UNDERSTANDING GRAVITATIONAL ENTROPY
Gravitational entropy is an extension to the concept of entropy, which is a measure of number of accessible configuration to the system, as an effect of gravitational field. It is a consequence of the semi classical theory of gravity and is our only clue towards an understanding of complete quantum theory of gravity. Gravitational entropy, on the one hand, rescues the second law of thermodynamics in the presence of a black hole, while on the other hand, also poses new questions by violating the principal of unitary time evolution of Quantum Mechanics.
According to Classical theory of Relativity, if the mass density is sufficiently high, then there can form regions in space-time where gravity is so intense that no particle or radiation can escape this region. Such a region is called black hole, a term coined by John Wheeler in 1967, and its boundary is called event horizon. As matter falls inside the black hole, its mass and gravitational pull increases which in turn increases the radius of event horizon (boundary of the region from which nothing can escape). Since matter cannot escape a black hole by any means in classical relativity, area of an event horizon always increases. Absence of radiation from black holes also implies that temperature of a black hole must be zero, as according to thermodynamics every object with non-zero temperature emits radiation. As an object with zero temperature, it was assumed that entropy of the black hole is also zero.
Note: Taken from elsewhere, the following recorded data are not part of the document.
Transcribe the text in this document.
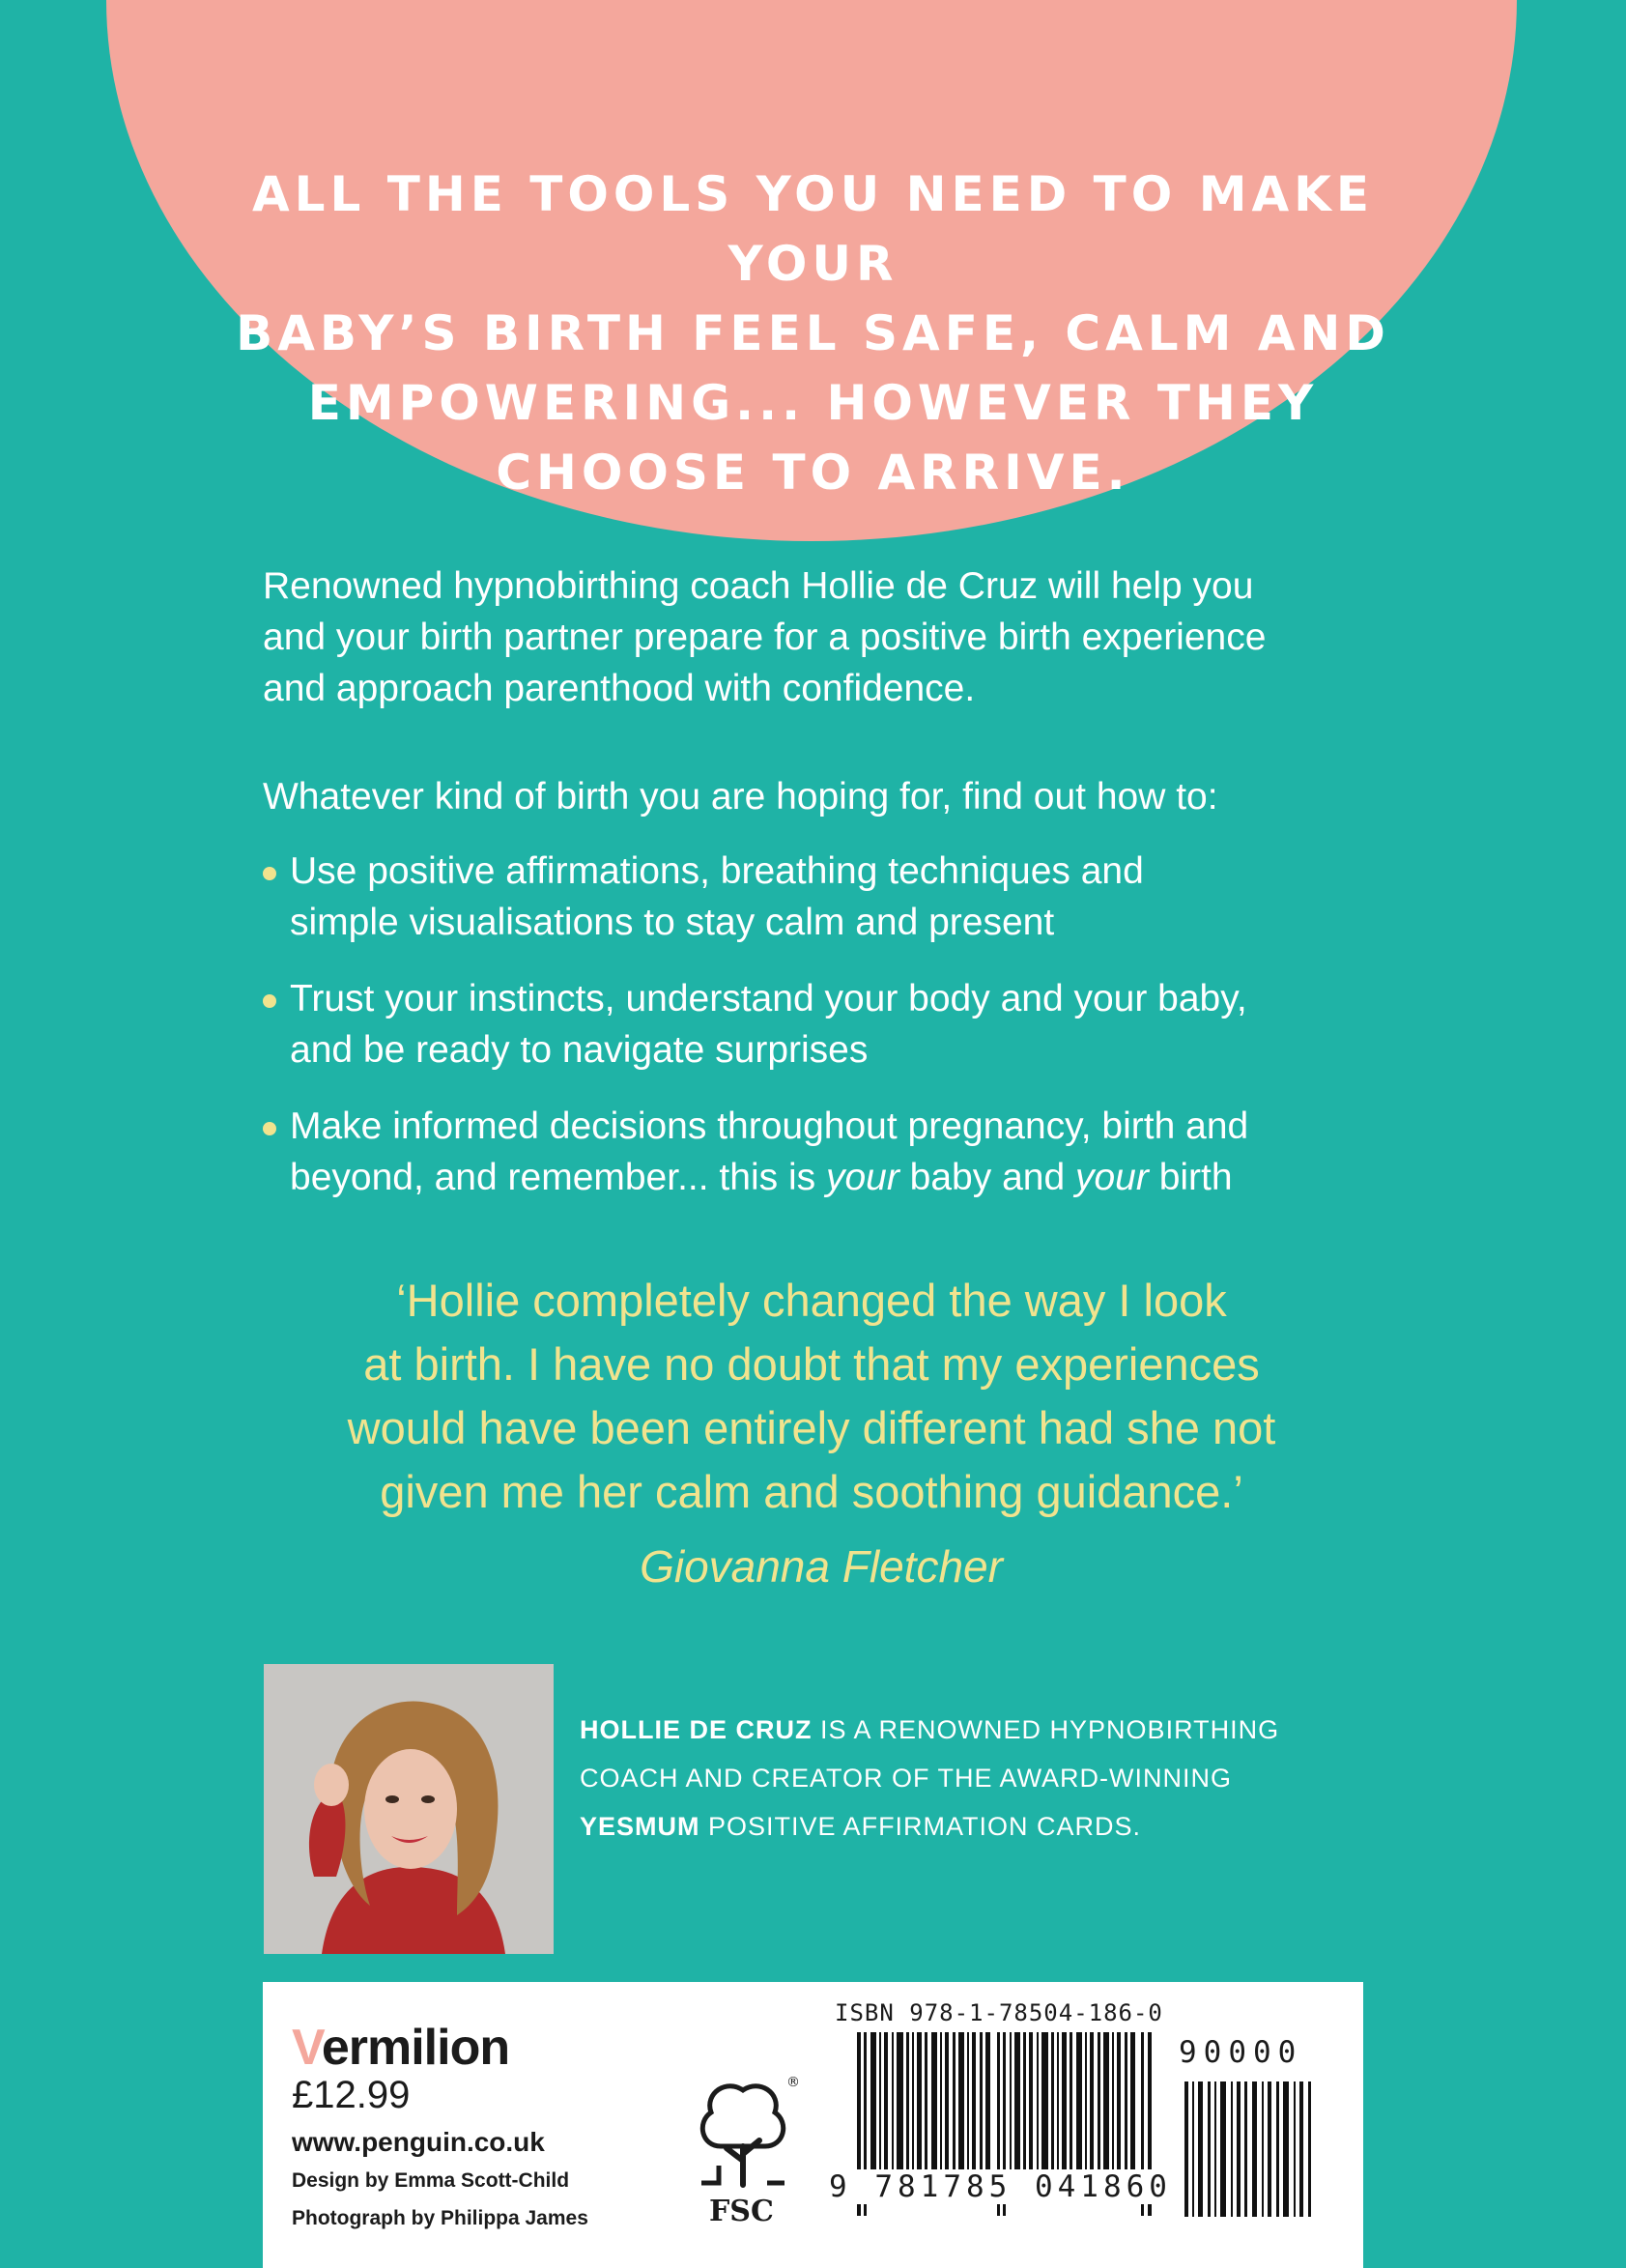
ALL THE TOOLS YOU NEED TO MAKE YOUR
BABY’S BIRTH FEEL SAFE, CALM AND
EMPOWERING... HOWEVER THEY
CHOOSE TO ARRIVE.
Renowned hypnobirthing coach Hollie de Cruz will help you
and your birth partner prepare for a positive birth experience
and approach parenthood with confidence.
Whatever kind of birth you are hoping for, find out how to:
Use positive affirmations, breathing techniques and
simple visualisations to stay calm and present
Trust your instincts, understand your body and your baby,
and be ready to navigate surprises
Make informed decisions throughout pregnancy, birth and
beyond, and remember... this is your baby and your birth
‘Hollie completely changed the way I look
at birth. I have no doubt that my experiences
would have been entirely different had she not
given me her calm and soothing guidance.’
Giovanna Fletcher
HOLLIE DE CRUZ IS A RENOWNED HYPNOBIRTHING
COACH AND CREATOR OF THE AWARD-WINNING
YESMUM POSITIVE AFFIRMATION CARDS.
Vermilion
£12.99
www.penguin.co.uk
Design by Emma Scott-Child
Photograph by Philippa James
®
FSC
ISBN 978-1-78504-186-0
9 781785 041860
90000
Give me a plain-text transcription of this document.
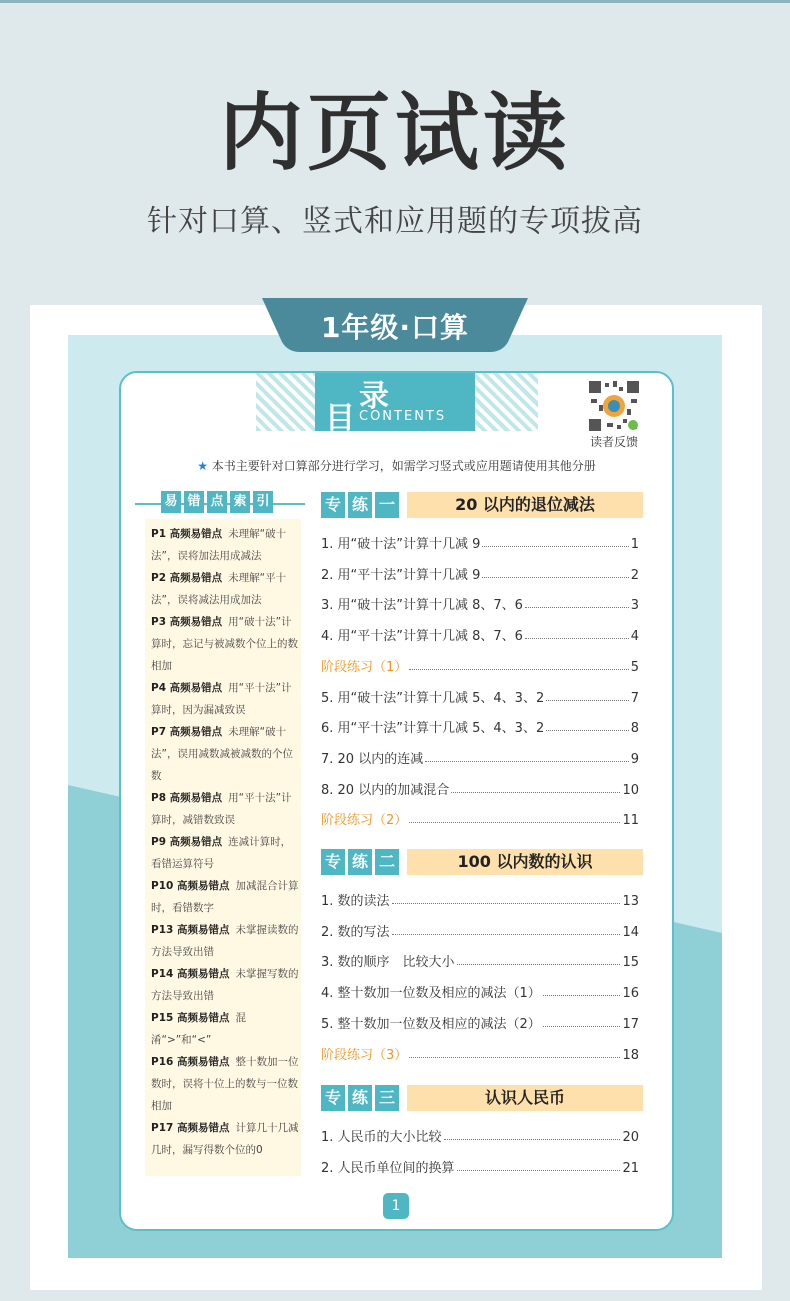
内页试读
针对口算、竖式和应用题的专项拔高
1年级·口算
目
录
CONTENTS
读者反馈
★ 本书主要针对口算部分进行学习，如需学习竖式或应用题请使用其他分册
易 错 点 索 引
P1 高频易错点 未理解“破十法”，误将加法用成减法
P2 高频易错点 未理解“平十法”，误将减法用成加法
P3 高频易错点 用“破十法”计算时，忘记与被减数个位上的数相加
P4 高频易错点 用“平十法”计算时，因为漏减致误
P7 高频易错点 未理解“破十法”，误用减数减被减数的个位数
P8 高频易错点 用“平十法”计算时，减错数致误
P9 高频易错点 连减计算时，看错运算符号
P10 高频易错点 加减混合计算时，看错数字
P13 高频易错点 未掌握读数的方法导致出错
P14 高频易错点 未掌握写数的方法导致出错
P15 高频易错点 混淆“>”和“<”
P16 高频易错点 整十数加一位数时，误将十位上的数与一位数相加
P17 高频易错点 计算几十几减几时，漏写得数个位的0
专 练 一	20 以内的退位减法
1. 用“破十法”计算十几减 9	1
2. 用“平十法”计算十几减 9	2
3. 用“破十法”计算十几减 8、7、6	3
4. 用“平十法”计算十几减 8、7、6	4
阶段练习（1）	5
5. 用“破十法”计算十几减 5、4、3、2	7
6. 用“平十法”计算十几减 5、4、3、2	8
7. 20 以内的连减	9
8. 20 以内的加减混合	10
阶段练习（2）	11
专 练 二	100 以内数的认识
1. 数的读法	13
2. 数的写法	14
3. 数的顺序　比较大小	15
4. 整十数加一位数及相应的减法（1）	16
5. 整十数加一位数及相应的减法（2）	17
阶段练习（3）	18
专 练 三	认识人民币
1. 人民币的大小比较	20
2. 人民币单位间的换算	21
1
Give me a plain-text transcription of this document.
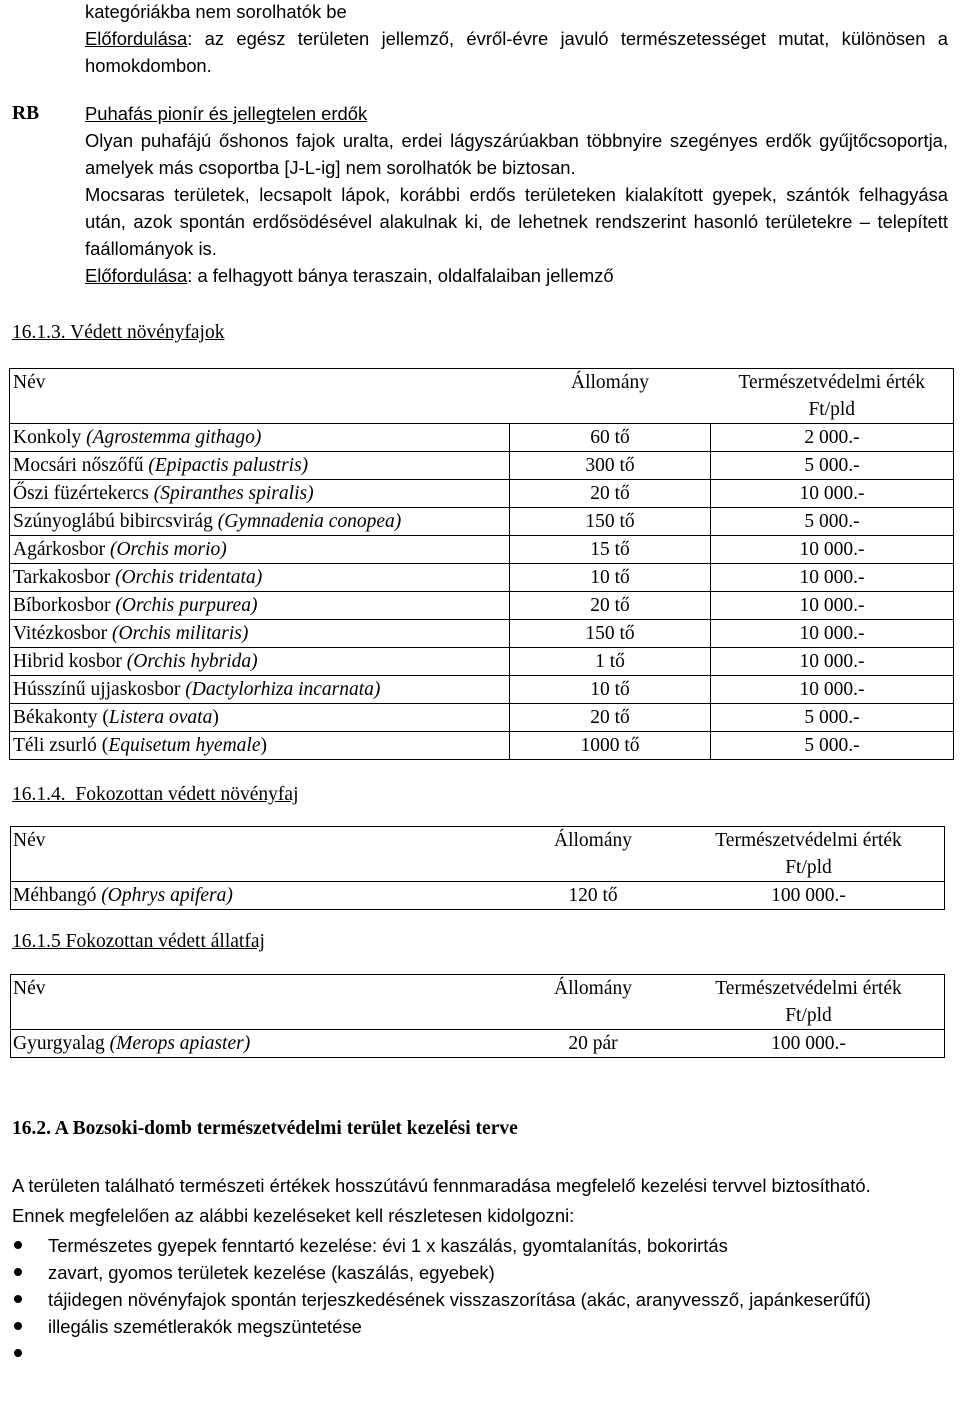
kategóriákba nem sorolhatók be
Előfordulása: az egész területen jellemző, évről-évre javuló természetességet mutat, különösen a homokdombon.
RB Puhafás pionír és jellegtelen erdők
Olyan puhafájú őshonos fajok uralta, erdei lágyszárúakban többnyire szegényes erdők gyűjtőcsoportja, amelyek más csoportba [J-L-ig] nem sorolhatók be biztosan.
Mocsaras területek, lecsapolt lápok, korábbi erdős területeken kialakított gyepek, szántók felhagyása után, azok spontán erdősödésével alakulnak ki, de lehetnek rendszerint hasonló területekre – telepített faállományok is.
Előfordulása: a felhagyott bánya teraszain, oldalfalaiban jellemző
16.1.3. Védett növényfajok
Név	Állomány	Természetvédelmi érték
Ft/pld
Konkoly (Agrostemma githago)	60 tő	2 000.-
Mocsári nőszőfű (Epipactis palustris)	300 tő	5 000.-
Őszi füzértekercs (Spiranthes spiralis)	20 tő	10 000.-
Szúnyoglábú bibircsvirág (Gymnadenia conopea)	150 tő	5 000.-
Agárkosbor (Orchis morio)	15 tő	10 000.-
Tarkakosbor (Orchis tridentata)	10 tő	10 000.-
Bíborkosbor (Orchis purpurea)	20 tő	10 000.-
Vitézkosbor (Orchis militaris)	150 tő	10 000.-
Hibrid kosbor (Orchis hybrida)	1 tő	10 000.-
Hússzínű ujjaskosbor (Dactylorhiza incarnata)	10 tő	10 000.-
Békakonty (Listera ovata)	20 tő	5 000.-
Téli zsurló (Equisetum hyemale)	1000 tő	5 000.-
16.1.4.  Fokozottan védett növényfaj
Név	Állomány	Természetvédelmi érték
Ft/pld
Méhbangó (Ophrys apifera)	120 tő	100 000.-
16.1.5 Fokozottan védett állatfaj
Név	Állomány	Természetvédelmi érték
Ft/pld
Gyurgyalag (Merops apiaster)	20 pár	100 000.-
16.2. A Bozsoki-domb természetvédelmi terület kezelési terve
A területen található természeti értékek hosszútávú fennmaradása megfelelő kezelési tervvel biztosítható.
Ennek megfelelően az alábbi kezeléseket kell részletesen kidolgozni:
Természetes gyepek fenntartó kezelése: évi 1 x kaszálás, gyomtalanítás, bokorirtás
zavart, gyomos területek kezelése (kaszálás, egyebek)
tájidegen növényfajok spontán terjeszkedésének visszaszorítása (akác, aranyvessző, japánkeserűfű)
illegális szemétlerakók megszüntetése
Now, imagine that we have a box of radiation with entropy S and we throw it in a black hole. This will reduce the entropy of the universe, as the entropy of black hole according to classical relativity is always zero. But this result is a direct contradiction to Second law of Thermodynamics, which states that entropy of universe can only increase.
In 1972, Bekenstein realized that area of the black hole is a measure of the black entropy as it always increases just like entropy. This was confirmed in 1974 when Hawking worked out semi-classical theory of gravity that predicted that black holes emit radiation, called Hawking radiation or Black hole radiation, through the process of quantum tunneling. So the concept of gravitational entropy also called black hole entropy was confirmed by semi-classical theory of gravity. Black hole entropy is the measure of degrees of freedom of black hole or number of internal configurations accessible to the system. However, where these degrees of freedom are located is still unknown. These degrees of freedom may reside inside the black hole or on the surface, that is, event horizon.
While Hawking radiation, on the one hand, reconciles thermodynamics with gravity, on the other hand, it also gives rise to information paradox. Hawking radiation is thermal in nature so it is characterized by only one parameter, namely the temperature of the black hole. Imagine configuration of a gas is completely known that is we know the positions and velocities of all the individual particles. Now if this gas collapses to form a black hole, which in turn evaporates through Hawking radiation, then the final state will be determined solely by temperature of black hole which depends only on the mass of black hole. No matter what the initial configuration was, final state would remain same as long as the mass of the gas remains same. So all the information about initial configuration of gas is destroyed after the evaporation of the black hole. Information loss in black holes also violates the principle of unitary evolution of Quantum Mechanics, which states that there is a one-to-one relationship between initial and final states and we can precisely determine the initial state if the final state is known. Understanding the gravitational entropy is still an active field of research and may lead to understanding of a complete quantum theory of gravity.
References:
1. Black Hole Thermodynamics, Hawking Radiation and Information loss Paradox. By Alexandor Vitanov. Pro-Seminar in Theoretical Physics.
2. http://www.iscid.org/encyclopedia/Gravitational_Entropy
3. Classical and Quantum Black Holes. Edited by P Fre, V Gorini, G.Magli, and U Moschella.